🤖 AI Summary
Ultrasound echocardiography foundation models lack standardized evaluation benchmarks due to noisy data, high frame redundancy, and scarcity of publicly available datasets—leading current studies to rely predominantly on private data, thereby impairing comparability and reproducibility. To address this, we introduce CardioBench: the first open benchmark specifically designed for evaluating echocardiography foundation models. It integrates eight public datasets, covering four regression and five classification tasks, and uniformly supports three evaluation paradigms—zero-shot transfer, linear probing, and representation alignment. Leveraging cardiac-specific encoders, temporal modeling, retrieval augmentation, and domain-aware text encoding, our analysis reveals complementary strengths between general-purpose and domain-specific encoders: general encoders approach linear-probe performance on multiple tasks; temporal modeling markedly improves functional regression; yet fine-grained view classification and pathology identification remain challenging. CardioBench’s preprocessing pipeline and evaluation toolkit are fully open-sourced.
📝 Abstract
Foundation models (FMs) are reshaping medical imaging, yet their application in echocardiography remains limited. While several echocardiography-specific FMs have recently been introduced, no standardized benchmark exists to evaluate them. Echocardiography poses unique challenges, including noisy acquisitions, high frame redundancy, and limited public datasets. Most existing solutions evaluate on private data, restricting comparability. To address this, we introduce CardioBench, a comprehensive benchmark for echocardiography FMs.
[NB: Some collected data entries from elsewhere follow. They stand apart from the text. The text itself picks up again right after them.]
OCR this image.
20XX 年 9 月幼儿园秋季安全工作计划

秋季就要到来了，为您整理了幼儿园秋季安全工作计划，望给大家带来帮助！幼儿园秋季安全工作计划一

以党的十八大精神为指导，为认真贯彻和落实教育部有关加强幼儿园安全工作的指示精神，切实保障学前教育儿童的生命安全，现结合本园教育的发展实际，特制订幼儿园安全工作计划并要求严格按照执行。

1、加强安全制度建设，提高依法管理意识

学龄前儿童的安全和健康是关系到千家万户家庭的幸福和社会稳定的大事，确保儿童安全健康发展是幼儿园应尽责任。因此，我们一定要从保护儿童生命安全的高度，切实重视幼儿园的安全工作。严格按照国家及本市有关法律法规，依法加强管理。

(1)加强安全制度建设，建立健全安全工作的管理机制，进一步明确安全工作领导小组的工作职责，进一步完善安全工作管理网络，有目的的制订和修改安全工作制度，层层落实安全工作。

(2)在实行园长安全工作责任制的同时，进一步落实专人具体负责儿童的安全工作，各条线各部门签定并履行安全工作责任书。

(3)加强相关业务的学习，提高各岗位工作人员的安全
CardioBench unifies eight publicly available datasets into a standardized suite spanning four regression and five classification tasks, covering functional, structural, diagnostic, and view recognition endpoints. We evaluate several leading FM, including cardiac-specific, biomedical, and general-purpose encoders, under consistent zero-shot, probing, and alignment protocols. Our results highlight complementary strengths across model families: temporal modeling is critical for functional regression, retrieval provides robustness under distribution shift, and domain-specific text encoders capture physiologically meaningful axes. General-purpose encoders transfer strongly and often close the gap with probing, but struggle with fine-grained distinctions like view classification and subtle pathology recognition. By releasing preprocessing, splits, and public evaluation pipelines, CardioBench establishes a reproducible reference point and offers actionable insights to guide the design of future echocardiography foundation models.